Even with the light of the moon and the wild shine emanating from the lights of the city below, I could clearly see the stars.
I was looking up at the Big Dipper when it came to me.
The hidden level from Zompocalypso.
While I was rearranging the placement of everything in my mind, I began to see a pattern. Those seemingly random scribbles of numbers and symbols suddenly weren’t random at all.
I ran back downstairs, turned off the kettle (which had boiled dry), loaded a map of current constellations onto my laptop, and navigated my way back to the hidden level in Zompocalypso.
It took me about five minutes to find the secret hidden within that mess of scribbles and symbols.
There were yellow numbers on the Zompocalypso screen that corresponded to the specific locations of each star that made up the constellations of the night sky.
I began with Polaris, the brightest star that makes up the Little Dipper, or Ursa Minor, and quickly mapped out the numbers on the hidden screen that matched the locations of each of the seven main stars that comprised that constellation.
When I combined those numbers, I had sixteen digits.
I’d played enough alternate reality games and studied Rabbits for long enough to suspect that these numbers were most likely some kind of code. I tried every alphanumeric, hexadecimal, and binary combination I could think of, but there was nothing. I stared at the screen again. Something was bothering me, but I couldn’t put my finger on it. What was I missing?
After going back and forth over every pattern and number combination I could think of, I eventually found it. It wasn’t the numbers that had been bothering me. It was something else entirely.
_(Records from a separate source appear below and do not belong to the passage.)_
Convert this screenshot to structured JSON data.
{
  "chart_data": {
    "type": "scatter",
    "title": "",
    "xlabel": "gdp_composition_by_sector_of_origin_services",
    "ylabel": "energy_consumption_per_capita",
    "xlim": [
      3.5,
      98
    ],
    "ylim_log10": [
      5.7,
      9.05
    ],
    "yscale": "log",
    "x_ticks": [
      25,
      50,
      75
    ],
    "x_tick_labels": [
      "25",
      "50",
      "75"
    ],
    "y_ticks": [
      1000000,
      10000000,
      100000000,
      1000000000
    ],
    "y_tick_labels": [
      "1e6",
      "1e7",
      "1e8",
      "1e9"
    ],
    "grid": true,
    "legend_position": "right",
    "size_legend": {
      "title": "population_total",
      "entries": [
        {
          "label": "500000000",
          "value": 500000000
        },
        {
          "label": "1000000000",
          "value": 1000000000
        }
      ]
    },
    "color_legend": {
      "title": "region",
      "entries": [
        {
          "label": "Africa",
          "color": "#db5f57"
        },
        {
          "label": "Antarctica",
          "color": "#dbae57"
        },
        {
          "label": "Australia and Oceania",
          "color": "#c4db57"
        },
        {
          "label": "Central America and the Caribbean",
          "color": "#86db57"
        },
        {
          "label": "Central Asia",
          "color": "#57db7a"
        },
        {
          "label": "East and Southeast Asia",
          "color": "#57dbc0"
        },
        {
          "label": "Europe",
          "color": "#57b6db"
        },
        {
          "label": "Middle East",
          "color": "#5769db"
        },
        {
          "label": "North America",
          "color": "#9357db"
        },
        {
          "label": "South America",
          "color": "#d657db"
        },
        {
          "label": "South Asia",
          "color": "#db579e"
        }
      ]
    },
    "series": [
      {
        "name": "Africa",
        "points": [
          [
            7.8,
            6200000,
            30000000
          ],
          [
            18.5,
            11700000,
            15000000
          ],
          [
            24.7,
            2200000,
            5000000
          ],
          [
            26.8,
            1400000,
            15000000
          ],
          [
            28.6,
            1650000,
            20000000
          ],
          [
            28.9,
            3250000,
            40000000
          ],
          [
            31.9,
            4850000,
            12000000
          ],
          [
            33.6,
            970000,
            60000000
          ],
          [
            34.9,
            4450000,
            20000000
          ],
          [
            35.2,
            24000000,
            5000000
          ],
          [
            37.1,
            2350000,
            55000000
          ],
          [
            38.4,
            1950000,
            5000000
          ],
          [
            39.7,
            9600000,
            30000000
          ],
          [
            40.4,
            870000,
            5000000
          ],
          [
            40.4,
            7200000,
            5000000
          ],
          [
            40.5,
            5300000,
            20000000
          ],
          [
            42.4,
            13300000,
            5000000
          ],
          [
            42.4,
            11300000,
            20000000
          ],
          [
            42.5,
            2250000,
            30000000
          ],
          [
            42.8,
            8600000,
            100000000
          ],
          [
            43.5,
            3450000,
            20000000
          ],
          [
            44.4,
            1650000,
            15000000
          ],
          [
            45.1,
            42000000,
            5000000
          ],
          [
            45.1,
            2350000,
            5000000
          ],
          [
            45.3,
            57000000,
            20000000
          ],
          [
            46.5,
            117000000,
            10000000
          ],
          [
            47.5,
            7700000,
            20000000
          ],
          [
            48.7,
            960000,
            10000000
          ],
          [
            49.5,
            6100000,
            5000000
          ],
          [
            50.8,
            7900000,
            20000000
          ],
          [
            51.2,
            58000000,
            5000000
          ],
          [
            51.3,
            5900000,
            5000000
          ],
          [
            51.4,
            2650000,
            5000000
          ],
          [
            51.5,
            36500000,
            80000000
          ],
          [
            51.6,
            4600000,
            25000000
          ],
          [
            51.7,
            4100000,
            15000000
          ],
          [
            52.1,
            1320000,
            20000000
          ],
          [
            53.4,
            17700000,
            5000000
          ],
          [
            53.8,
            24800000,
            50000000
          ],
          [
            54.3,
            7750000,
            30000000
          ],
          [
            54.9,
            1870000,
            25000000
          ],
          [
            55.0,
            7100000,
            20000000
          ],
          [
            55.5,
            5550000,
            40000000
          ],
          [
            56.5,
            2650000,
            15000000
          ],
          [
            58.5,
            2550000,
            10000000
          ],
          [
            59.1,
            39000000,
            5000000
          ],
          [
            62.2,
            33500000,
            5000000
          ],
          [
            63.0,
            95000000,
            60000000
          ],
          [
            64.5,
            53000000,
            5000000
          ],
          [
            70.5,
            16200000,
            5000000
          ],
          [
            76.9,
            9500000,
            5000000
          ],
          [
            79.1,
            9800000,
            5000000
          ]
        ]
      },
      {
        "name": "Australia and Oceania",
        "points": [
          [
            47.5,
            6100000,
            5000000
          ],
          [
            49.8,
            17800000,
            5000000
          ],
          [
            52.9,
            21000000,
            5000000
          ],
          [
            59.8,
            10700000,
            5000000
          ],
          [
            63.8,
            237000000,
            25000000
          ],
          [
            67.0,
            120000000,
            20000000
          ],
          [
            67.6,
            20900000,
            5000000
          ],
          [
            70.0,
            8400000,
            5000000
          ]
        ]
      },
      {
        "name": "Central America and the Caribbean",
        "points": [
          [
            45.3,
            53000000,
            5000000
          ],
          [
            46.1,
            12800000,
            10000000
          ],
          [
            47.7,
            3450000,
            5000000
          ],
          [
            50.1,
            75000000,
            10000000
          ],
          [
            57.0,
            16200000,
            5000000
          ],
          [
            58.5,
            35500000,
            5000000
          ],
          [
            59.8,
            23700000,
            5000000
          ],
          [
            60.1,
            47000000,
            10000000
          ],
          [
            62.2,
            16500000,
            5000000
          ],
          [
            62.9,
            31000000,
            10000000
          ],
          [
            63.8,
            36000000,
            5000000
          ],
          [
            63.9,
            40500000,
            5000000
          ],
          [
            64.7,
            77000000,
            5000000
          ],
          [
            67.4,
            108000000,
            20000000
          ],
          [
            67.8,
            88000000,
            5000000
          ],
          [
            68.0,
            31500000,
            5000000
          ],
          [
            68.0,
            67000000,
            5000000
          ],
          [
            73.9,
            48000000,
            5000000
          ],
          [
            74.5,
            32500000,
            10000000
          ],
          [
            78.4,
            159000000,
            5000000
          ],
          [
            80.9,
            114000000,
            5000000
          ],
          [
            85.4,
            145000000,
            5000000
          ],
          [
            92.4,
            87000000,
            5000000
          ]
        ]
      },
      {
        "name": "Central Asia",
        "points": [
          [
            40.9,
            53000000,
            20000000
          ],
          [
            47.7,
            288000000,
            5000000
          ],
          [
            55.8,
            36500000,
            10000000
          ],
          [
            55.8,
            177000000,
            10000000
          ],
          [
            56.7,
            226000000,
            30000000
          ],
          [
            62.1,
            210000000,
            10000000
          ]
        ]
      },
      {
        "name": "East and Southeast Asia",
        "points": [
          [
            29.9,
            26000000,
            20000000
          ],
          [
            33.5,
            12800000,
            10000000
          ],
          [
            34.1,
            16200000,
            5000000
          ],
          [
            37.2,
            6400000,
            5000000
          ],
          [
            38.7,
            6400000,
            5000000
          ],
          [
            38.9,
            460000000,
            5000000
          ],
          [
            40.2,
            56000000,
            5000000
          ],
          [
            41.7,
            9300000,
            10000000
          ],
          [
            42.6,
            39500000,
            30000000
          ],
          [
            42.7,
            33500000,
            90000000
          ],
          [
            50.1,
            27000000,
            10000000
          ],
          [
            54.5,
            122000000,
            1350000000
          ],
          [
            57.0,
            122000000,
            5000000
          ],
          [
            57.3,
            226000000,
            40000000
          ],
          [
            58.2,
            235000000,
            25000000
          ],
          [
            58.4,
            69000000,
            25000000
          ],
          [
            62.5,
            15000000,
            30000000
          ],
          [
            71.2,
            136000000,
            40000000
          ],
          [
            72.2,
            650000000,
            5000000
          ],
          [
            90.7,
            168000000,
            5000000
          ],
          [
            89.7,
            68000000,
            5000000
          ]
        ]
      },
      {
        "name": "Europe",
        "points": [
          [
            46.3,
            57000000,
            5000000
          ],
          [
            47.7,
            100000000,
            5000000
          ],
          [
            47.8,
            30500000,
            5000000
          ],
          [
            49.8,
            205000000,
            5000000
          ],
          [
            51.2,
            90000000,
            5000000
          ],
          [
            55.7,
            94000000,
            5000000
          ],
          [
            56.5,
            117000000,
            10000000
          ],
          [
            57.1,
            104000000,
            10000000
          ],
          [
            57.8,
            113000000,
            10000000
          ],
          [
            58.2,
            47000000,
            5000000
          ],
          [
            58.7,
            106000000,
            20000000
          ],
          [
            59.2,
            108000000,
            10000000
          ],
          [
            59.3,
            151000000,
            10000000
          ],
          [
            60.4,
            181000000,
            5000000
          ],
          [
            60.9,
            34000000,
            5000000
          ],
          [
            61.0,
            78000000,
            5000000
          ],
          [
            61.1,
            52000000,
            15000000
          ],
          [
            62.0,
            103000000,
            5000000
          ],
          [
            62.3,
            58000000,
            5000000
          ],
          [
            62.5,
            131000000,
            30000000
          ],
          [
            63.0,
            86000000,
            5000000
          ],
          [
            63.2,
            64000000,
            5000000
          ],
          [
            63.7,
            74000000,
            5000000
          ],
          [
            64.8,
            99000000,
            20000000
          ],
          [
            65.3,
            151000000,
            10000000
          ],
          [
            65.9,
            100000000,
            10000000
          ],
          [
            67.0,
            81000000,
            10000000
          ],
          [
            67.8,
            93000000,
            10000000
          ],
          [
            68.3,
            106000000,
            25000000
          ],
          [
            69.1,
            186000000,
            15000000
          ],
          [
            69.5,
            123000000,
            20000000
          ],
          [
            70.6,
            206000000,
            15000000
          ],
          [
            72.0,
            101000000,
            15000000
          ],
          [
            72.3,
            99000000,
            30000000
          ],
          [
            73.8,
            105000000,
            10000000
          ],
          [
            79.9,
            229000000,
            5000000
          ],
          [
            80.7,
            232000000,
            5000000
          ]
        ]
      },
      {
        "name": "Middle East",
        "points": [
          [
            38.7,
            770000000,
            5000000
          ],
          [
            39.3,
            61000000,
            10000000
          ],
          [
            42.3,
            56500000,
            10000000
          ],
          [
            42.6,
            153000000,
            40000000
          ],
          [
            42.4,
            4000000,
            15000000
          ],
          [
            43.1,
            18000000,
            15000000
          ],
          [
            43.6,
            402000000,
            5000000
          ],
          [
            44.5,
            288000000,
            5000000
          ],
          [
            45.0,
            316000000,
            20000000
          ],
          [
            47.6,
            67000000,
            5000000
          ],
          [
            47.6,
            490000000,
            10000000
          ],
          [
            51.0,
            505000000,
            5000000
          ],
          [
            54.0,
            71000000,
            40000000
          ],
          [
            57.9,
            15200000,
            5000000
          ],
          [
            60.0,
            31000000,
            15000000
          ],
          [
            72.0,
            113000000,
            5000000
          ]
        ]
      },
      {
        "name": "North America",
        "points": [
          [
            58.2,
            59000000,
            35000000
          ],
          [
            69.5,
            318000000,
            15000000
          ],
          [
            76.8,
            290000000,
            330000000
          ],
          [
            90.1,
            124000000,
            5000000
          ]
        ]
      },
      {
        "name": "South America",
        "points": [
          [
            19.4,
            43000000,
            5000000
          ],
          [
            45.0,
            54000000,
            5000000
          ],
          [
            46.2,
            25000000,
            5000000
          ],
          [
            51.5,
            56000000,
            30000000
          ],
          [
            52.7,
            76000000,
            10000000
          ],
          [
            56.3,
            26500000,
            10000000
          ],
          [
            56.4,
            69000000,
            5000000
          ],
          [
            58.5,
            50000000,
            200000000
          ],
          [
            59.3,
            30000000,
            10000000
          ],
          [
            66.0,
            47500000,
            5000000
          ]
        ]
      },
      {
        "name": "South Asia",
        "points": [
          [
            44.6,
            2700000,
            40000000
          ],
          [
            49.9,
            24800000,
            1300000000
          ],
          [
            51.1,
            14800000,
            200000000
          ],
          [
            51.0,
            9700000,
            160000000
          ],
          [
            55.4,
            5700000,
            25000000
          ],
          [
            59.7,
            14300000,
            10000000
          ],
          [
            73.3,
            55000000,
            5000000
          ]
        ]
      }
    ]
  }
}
There was an extra constellation.
I was aware of Ophiuchus, the large constellation represented by a man holding a serpent that people occasionally (and incorrectly) refer to as the thirteenth sign of the zodiac, but this was different.
I couldn’t believe I’d missed it. It was smaller than the others, hidden in a mess of numbers and symbols I’d initially thought were just part of the background.
It was composed of twelve stars in the shape of a triangle and circle—the symbol from my elevator dream.
Once again, I went through every combination of possible clues and patterns I could think of that might connect those stars and numbers, but still couldn’t find anything that looked even remotely like a clue.
But there was no way I was going to give up now.
I made some coffee for real this time, and went back to work.
I combined the numbers and letters associated with the twelve stars that made up the thirteenth constellation in the image on the hidden Zompocalypso screen, and then typed that enormously long string of alphanumeric characters into the address bar of a Web browser, added dot com, and pressed enter.
Nothing.
But when I typed those same characters into the address bar of a Tor Browser and added .onion (a darknet URL suffix), something happened.
A website loaded, and what appeared to be a video started playing.
But it wasn’t a video. It was the Earth, and the way the camera was zooming closer was familiar. I was looking at some kind of satellite application.
I sat back and watched as the application zoomed forward into North America, up to Washington State, and finally came to a stop, right above a back alley in downtown Seattle.